09/16/2010 09:40:00 AM EST
CenturyTel, Inc. v. Dep’t of Revenue, 2010 Ore. Tax LEXIS 222 (Or. T.C. Aug. 9, 2010)
The taxpayer, domiciled outside of Oregon, and its subsidiaries were inthe wireline and wireless telecommunications business. When the taxpayer executed transactions related to the sale of stock, it was, for practical purposes, no longer engaged in wireless operations, and treated the gain on the stock sale as nonbusiness income, none allocated to Oregon. The assets deemed to have been sold were all assets that had been employed in a unitary business operating, in part, in Oregon. In CenturyTel, Inc. v. Dep't of Revenue, 2010 Ore. Tax LEXIS 222 (Or. T.C. Aug. 9, 2010), the court concluded that the gain was apportionable income under § 314.280 and the rules promulgated by the Department pursuant to that statute.

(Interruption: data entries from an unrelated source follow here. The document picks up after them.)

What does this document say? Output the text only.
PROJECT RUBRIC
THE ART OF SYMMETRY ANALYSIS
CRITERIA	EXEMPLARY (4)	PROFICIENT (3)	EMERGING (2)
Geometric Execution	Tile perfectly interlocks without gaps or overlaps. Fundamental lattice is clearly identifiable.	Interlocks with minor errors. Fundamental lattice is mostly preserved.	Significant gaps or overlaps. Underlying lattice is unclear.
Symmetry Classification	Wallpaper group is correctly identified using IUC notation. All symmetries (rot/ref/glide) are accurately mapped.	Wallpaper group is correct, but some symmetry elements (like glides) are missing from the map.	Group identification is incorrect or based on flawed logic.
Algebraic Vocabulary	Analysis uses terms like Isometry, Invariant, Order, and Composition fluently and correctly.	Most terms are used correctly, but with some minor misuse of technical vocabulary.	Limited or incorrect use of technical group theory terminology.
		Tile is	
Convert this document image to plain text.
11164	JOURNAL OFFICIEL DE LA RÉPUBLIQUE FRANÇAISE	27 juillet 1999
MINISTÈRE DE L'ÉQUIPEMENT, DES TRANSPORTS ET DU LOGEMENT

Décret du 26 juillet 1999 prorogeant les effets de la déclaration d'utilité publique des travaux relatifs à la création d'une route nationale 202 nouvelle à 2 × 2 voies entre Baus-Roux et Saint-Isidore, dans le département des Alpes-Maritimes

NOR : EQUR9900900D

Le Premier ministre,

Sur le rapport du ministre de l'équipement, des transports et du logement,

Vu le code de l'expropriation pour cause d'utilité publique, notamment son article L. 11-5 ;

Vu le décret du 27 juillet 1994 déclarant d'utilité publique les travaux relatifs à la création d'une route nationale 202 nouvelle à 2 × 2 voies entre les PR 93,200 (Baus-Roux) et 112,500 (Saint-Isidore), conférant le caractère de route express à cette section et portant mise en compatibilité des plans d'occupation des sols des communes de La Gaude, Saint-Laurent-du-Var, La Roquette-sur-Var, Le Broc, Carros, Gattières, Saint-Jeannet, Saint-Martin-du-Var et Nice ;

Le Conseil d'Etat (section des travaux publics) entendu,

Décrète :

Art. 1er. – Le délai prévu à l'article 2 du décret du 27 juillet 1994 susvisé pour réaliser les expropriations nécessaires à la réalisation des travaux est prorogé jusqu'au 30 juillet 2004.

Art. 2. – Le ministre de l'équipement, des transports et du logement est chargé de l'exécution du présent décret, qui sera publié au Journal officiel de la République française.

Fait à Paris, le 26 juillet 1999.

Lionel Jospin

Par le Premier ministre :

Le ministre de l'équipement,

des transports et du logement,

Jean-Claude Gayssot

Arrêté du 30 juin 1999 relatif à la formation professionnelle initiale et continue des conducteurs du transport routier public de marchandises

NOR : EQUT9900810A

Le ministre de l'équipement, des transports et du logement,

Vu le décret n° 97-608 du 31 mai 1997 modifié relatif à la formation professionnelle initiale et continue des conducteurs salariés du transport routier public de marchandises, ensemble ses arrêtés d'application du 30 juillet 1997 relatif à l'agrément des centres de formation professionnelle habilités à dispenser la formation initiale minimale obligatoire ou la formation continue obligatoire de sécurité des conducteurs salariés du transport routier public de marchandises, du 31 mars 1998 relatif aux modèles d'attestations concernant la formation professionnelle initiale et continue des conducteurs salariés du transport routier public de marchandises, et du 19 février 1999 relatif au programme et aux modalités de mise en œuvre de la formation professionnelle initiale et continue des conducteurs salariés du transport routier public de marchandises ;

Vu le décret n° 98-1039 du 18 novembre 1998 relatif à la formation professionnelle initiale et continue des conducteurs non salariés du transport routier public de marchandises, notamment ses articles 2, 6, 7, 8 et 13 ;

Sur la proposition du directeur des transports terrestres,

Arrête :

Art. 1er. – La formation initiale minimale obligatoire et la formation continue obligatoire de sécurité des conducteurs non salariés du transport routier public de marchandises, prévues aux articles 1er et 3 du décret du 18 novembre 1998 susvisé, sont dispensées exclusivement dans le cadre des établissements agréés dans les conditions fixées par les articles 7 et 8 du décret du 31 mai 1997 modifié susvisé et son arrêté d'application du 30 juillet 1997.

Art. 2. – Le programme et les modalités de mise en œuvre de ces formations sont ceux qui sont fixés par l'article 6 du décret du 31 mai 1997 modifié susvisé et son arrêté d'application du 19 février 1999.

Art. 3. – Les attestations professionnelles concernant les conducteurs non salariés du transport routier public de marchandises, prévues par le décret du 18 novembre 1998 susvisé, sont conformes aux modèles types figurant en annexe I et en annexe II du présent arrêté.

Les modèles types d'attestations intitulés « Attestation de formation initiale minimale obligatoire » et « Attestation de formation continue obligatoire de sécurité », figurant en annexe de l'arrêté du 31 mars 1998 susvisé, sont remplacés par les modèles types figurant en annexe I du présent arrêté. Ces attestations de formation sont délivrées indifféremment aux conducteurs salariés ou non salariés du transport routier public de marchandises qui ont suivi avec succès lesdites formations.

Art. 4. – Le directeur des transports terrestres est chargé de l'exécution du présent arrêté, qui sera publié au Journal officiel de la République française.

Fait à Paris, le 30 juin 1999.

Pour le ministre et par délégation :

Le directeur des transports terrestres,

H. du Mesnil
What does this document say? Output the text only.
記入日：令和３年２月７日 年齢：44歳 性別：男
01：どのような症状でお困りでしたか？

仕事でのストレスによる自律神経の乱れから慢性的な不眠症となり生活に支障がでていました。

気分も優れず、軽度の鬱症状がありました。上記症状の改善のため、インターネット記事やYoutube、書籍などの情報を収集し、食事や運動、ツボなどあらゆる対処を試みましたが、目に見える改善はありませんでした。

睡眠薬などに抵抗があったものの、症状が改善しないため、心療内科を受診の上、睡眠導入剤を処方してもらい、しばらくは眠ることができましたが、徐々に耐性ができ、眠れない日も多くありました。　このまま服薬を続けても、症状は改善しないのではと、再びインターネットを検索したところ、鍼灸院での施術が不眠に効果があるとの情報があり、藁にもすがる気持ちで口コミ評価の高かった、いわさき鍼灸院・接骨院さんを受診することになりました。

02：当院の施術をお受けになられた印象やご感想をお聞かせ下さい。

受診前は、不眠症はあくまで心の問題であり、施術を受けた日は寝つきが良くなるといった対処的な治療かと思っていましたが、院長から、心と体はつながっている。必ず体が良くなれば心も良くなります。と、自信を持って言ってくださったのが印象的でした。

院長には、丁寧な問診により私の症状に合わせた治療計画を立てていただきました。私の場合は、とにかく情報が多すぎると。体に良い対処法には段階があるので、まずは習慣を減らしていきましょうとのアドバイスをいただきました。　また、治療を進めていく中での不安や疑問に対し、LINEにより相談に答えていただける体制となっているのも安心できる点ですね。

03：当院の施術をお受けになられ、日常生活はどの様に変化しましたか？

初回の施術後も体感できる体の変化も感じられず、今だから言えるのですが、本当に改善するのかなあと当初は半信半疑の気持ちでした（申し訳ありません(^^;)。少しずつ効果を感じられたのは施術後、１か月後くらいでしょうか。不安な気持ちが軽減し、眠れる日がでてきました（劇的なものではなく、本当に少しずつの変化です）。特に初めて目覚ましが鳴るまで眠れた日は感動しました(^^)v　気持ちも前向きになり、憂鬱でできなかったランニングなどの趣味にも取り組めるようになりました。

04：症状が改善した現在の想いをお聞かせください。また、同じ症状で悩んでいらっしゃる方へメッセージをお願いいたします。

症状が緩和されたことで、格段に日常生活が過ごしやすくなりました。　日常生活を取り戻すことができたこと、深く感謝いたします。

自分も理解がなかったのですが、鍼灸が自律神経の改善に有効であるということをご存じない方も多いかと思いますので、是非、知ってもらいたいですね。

Alternatively, the gain was business income under the Department's rules when measured against the statutory language of Or. Rev. Stat. § 314.610. By conceding that it operated a unitary business, the taxpayer also conceded that the assets located outside Oregon bore a constitutionally required relationship to the assets and business operations of the taxpayer's consolidated group located in Oregon.